Service Level Agreement

Agent Prompt Snippet

Ensure the project has an SLA definition with measurable uptime, latency, throughput, and error rate targets, including how they are monitored and what happens when they are breached.

Purpose

A Service Level Agreement (SLA) is the public or internal contract that specifies what level of reliability a service commits to delivering to its users. It defines concrete, measurable targets—uptime percentage, latency percentiles, throughput limits, error rate thresholds—and establishes what happens when those targets are missed (remedies, escalation procedures, or simply accountability).
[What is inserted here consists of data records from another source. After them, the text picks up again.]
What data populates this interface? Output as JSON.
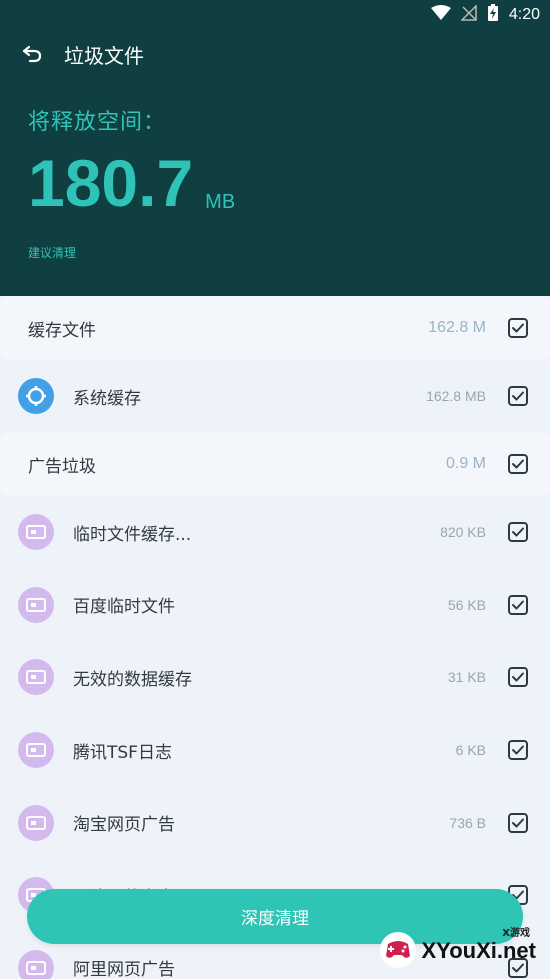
{
  "status": {
    "time": "4:20"
  },
  "header": {
    "title": "垃圾文件",
    "release_label": "将释放空间：",
    "size_value": "180.7",
    "size_unit": "MB",
    "suggest": "建议清理"
  },
  "groups": [
    {
      "title": "缓存文件",
      "size": "162.8 M",
      "items": [
        {
          "label": "系统缓存",
          "size": "162.8 MB",
          "icon": "gear-icon"
        }
      ]
    },
    {
      "title": "广告垃圾",
      "size": "0.9 M",
      "items": [
        {
          "label": "临时文件缓存...",
          "size": "820 KB",
          "icon": "ad-icon"
        },
        {
          "label": "百度临时文件",
          "size": "56 KB",
          "icon": "ad-icon"
        },
        {
          "label": "无效的数据缓存",
          "size": "31 KB",
          "icon": "ad-icon"
        },
        {
          "label": "腾讯TSF日志",
          "size": "6 KB",
          "icon": "ad-icon"
        },
        {
          "label": "淘宝网页广告",
          "size": "736 B",
          "icon": "ad-icon"
        },
        {
          "label": "可清理的淘宝",
          "size": "",
          "icon": "ad-icon"
        },
        {
          "label": "阿里网页广告",
          "size": "",
          "icon": "ad-icon"
        }
      ]
    }
  ],
  "actions": {
    "deep_clean": "深度清理"
  },
  "watermark": {
    "small": "X游戏",
    "big": "XYouXi.net"
  },
  "colors": {
    "header_bg": "#0f3f40",
    "accent": "#2fc3b8",
    "button": "#2ec4b6"
  }
}
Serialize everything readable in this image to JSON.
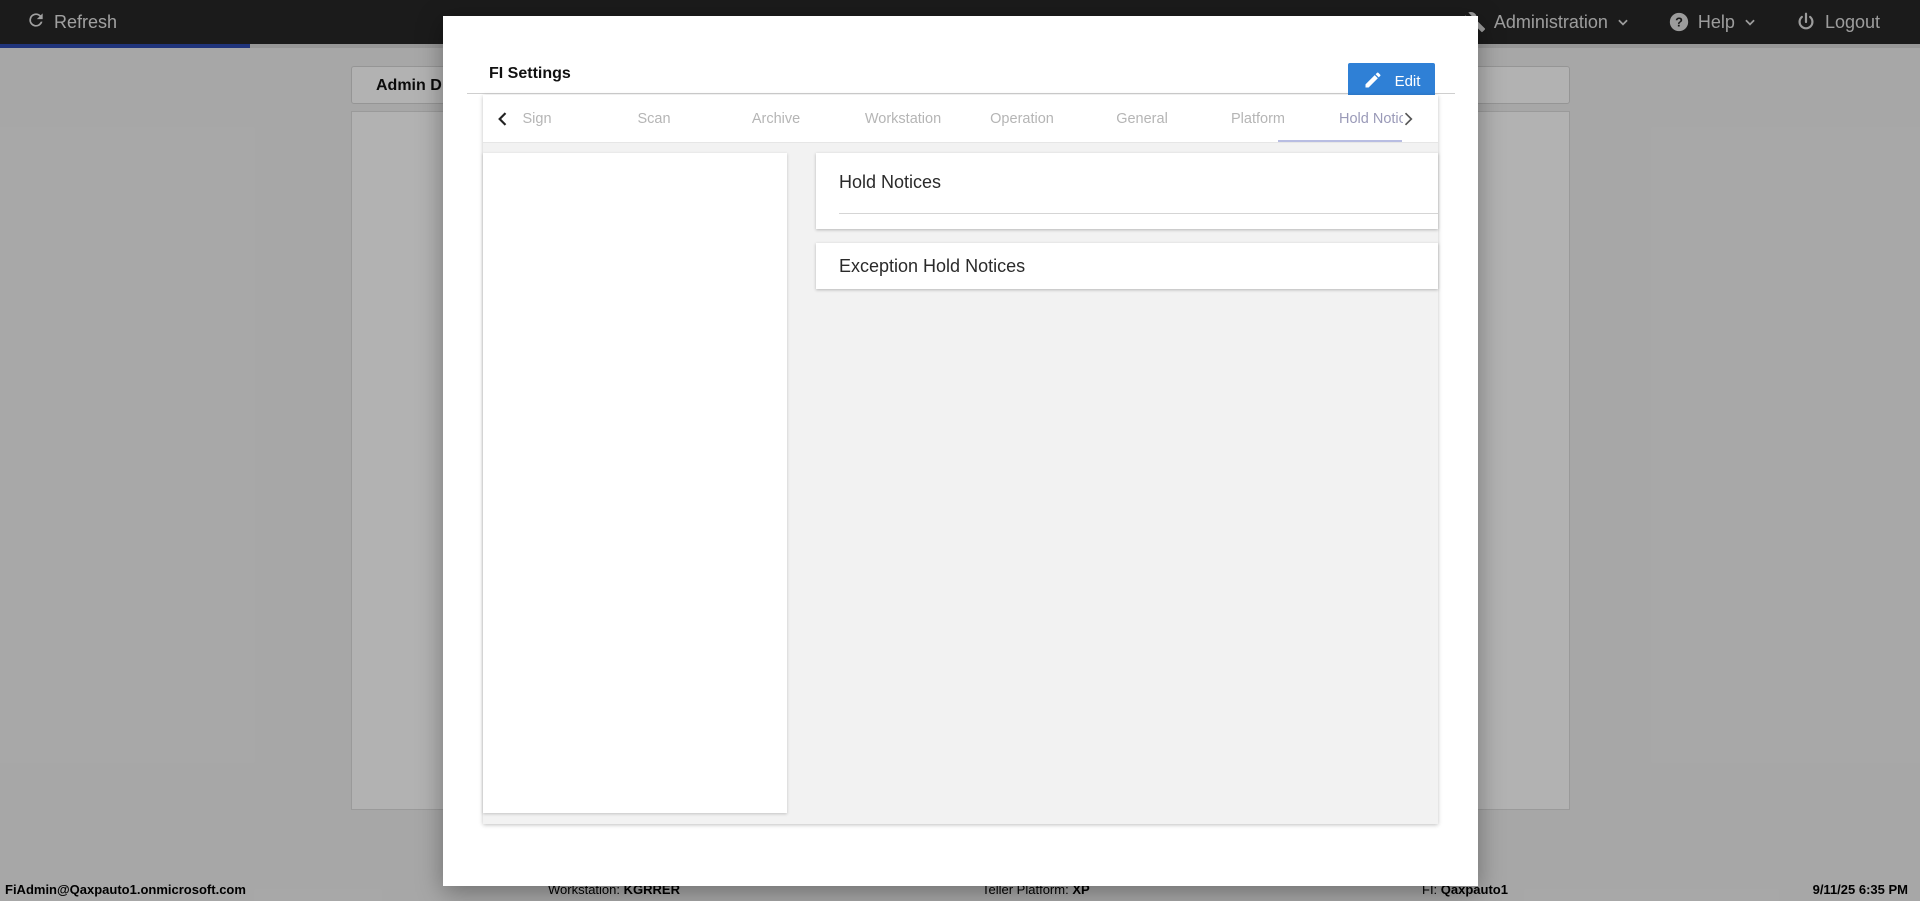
{
  "topbar": {
    "refresh_label": "Refresh",
    "administration_label": "Administration",
    "help_label": "Help",
    "logout_label": "Logout"
  },
  "background": {
    "tab_label": "Admin D"
  },
  "statusbar": {
    "user": "FiAdmin@Qaxpauto1.onmicrosoft.com",
    "workstation_label": "Workstation:",
    "workstation_value": "KGRRER",
    "teller_platform_label": "Teller Platform:",
    "teller_platform_value": "XP",
    "fi_label": "FI:",
    "fi_value": "Qaxpauto1",
    "datetime": "9/11/25 6:35 PM"
  },
  "modal": {
    "title": "FI Settings",
    "edit_label": "Edit",
    "tabs": [
      {
        "label": "Sign"
      },
      {
        "label": "Scan"
      },
      {
        "label": "Archive"
      },
      {
        "label": "Workstation"
      },
      {
        "label": "Operation"
      },
      {
        "label": "General"
      },
      {
        "label": "Platform"
      },
      {
        "label": "Hold Notic"
      }
    ],
    "active_tab": "Hold Notic",
    "sections": [
      {
        "title": "Hold Notices"
      },
      {
        "title": "Exception Hold Notices"
      }
    ]
  },
  "colors": {
    "accent": "#2f80d6",
    "topbar": "#272727",
    "progress": "#2f4bb0"
  }
}
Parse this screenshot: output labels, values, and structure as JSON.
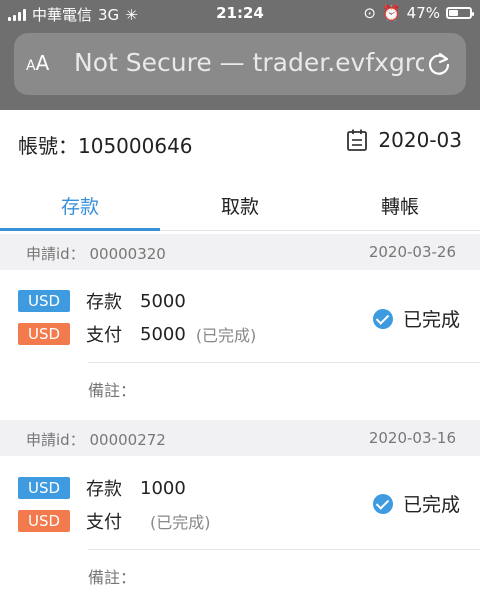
{
  "status_bar": {
    "carrier": "中華電信",
    "network": "3G",
    "time": "21:24",
    "battery": "47%",
    "battery_level": 0.47
  },
  "browser": {
    "aa_label": "AA",
    "url_text": "Not Secure — trader.evfxgro",
    "reload_icon": "reload-icon"
  },
  "account": {
    "label": "帳號：",
    "number": "105000646"
  },
  "month": "2020-03",
  "tabs": [
    {
      "label": "存款",
      "active": true
    },
    {
      "label": "取款",
      "active": false
    },
    {
      "label": "轉帳",
      "active": false
    }
  ],
  "records": [
    {
      "id_label": "申請id：",
      "id": "00000320",
      "date": "2020-03-26",
      "deposit": {
        "currency": "USD",
        "type": "存款",
        "amount": "5000"
      },
      "payment": {
        "currency": "USD",
        "type": "支付",
        "amount": "5000",
        "note": "(已完成)"
      },
      "status": "已完成",
      "remark_label": "備註："
    },
    {
      "id_label": "申請id：",
      "id": "00000272",
      "date": "2020-03-16",
      "deposit": {
        "currency": "USD",
        "type": "存款",
        "amount": "1000"
      },
      "payment": {
        "currency": "USD",
        "type": "支付",
        "amount": "",
        "note": "(已完成)"
      },
      "status": "已完成",
      "remark_label": "備註："
    }
  ],
  "colors": {
    "accent": "#3a8fd9",
    "badge_blue": "#3e9be0",
    "badge_orange": "#f27a4d",
    "chrome_bg": "#6f6f6f"
  }
}
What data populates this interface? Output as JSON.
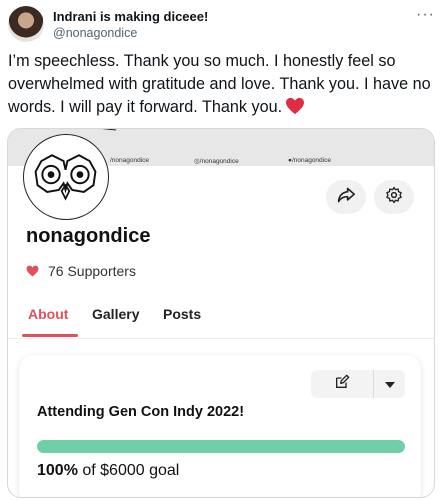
{
  "tweet": {
    "display_name": "Indrani is making diceee!",
    "handle": "@nonagondice",
    "more_icon": "more-horizontal-icon",
    "text": "I’m speechless. Thank you so much. I honestly feel so overwhelmed with gratitude and love. Thank you. I have no words. I will pay it forward. Thank you."
  },
  "profile": {
    "banner_links": [
      "/nonagondice",
      "/nonagondice",
      "/nonagondice"
    ],
    "creator_name": "nonagondice",
    "supporters_text": "76 Supporters",
    "tabs": [
      {
        "label": "About",
        "active": true
      },
      {
        "label": "Gallery",
        "active": false
      },
      {
        "label": "Posts",
        "active": false
      }
    ]
  },
  "goal": {
    "title": "Attending Gen Con Indy 2022!",
    "percent_label": "100%",
    "goal_label": " of $6000 goal",
    "progress": 1.0
  },
  "colors": {
    "accent": "#e0515d",
    "progress": "#6fcfa6",
    "heart": "#e0505a"
  }
}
Without an SLA, “the service should be reliable” is the only guidance engineers have when making architectural trade-offs. With an SLA, those trade-offs become objective: a p99 latency target of 200ms rules out certain database access patterns; a 99.9% monthly uptime target (43 minutes of allowed downtime) determines whether you need multi-region failover.

The SLA serves three audiences simultaneously. For users and customers, it sets expectations and provides recourse. For engineers, it translates business requirements into architectural constraints. For operations teams, it defines what constitutes an incident and when escalation is required.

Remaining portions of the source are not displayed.